Exeter sighs. ‘Is this the best poor Geoffrey can do?’

‘You have said, the king and Cromwell are alike, they disdain the whole realm to get what they want.’

Exeter rolls his eyes.

‘Have you not said, “All the king’s pretensed authority cannot cure his sore leg”? Have you not said, “His leg will kill him one day”? Have you not said, “When Henry dies, then goodnight Master Cromwell”?’

Exeter makes no reply.

‘Have you not said, “We may have a prince but he will soon be dead, the whole Tudor line is accursed”?’

Exeter bridles: ‘I do not deal in curses.’

‘No,’ he says. ‘Women’s things. Perhaps your wife does?’

Richard Cromwell steps in. Has Lord Exeter not taken abbey lands?

Yes.

Accepted them of his own free will?

Yes.

Excused himself, saying God will forgive him, as they will all be restored to the monks one day?

Silence.

‘How could that be?’ Richard asks.

‘By a reversal of policy,’ Exeter says. ‘The king might repent.’

‘Or join again with Rome?’

‘You cannot rule it out.’

He smashes his hand down on the table. ‘Believe me, I can.’

He talks to Gertrude, Exeter’s wife. She is the man of the household, a bold and enterprising woman, constantly seeking to advance the family she has married into. Her stepmother was Spanish, one of Katherine’s ladies; no wonder she is drawn, he observes, to the company of the Emperor’s ambassador, Chapuys. No wonder they confide in each other.

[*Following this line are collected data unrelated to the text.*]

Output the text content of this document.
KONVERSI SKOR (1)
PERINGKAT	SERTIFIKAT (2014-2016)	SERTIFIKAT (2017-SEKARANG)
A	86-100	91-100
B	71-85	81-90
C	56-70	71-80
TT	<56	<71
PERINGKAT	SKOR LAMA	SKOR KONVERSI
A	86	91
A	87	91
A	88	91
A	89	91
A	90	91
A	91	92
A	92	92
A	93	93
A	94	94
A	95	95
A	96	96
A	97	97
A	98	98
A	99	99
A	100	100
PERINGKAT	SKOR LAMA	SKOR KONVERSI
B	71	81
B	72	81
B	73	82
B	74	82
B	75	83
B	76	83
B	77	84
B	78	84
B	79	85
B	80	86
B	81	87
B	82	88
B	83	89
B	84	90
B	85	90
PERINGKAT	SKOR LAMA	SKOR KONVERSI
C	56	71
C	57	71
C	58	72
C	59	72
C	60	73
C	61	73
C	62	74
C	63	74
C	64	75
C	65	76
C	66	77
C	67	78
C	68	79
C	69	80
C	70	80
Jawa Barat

It is hard to abash Gertrude. He has let her go free before, so she thinks he is soft-hearted. ‘I beg the king to stay his hand,’ he tells her. ‘God knows, my lady, he has been merciful in your case. Myself, I always hope folk will amend.’ He looks at her, sorrowful. ‘I am often disappointed.’

He walks out. Says to his people, ‘We must lay hold of the child. I mean, Exeter’s son.’

They stare at him. He says, ‘When have you known the king harm a child? But all the same, fetch him.’

Richard Cromwell says, ‘We cannot risk Exeter’s heir being taken out of the country, to gather supporters abroad.’

‘And bring in Montague’s son too,’ he says. ‘Henry Pole is of like age.’

It is a cataclysm. They are down, the great families, falling like skittles when a giant bowls; swept from the shelves like jugs in an earthquake.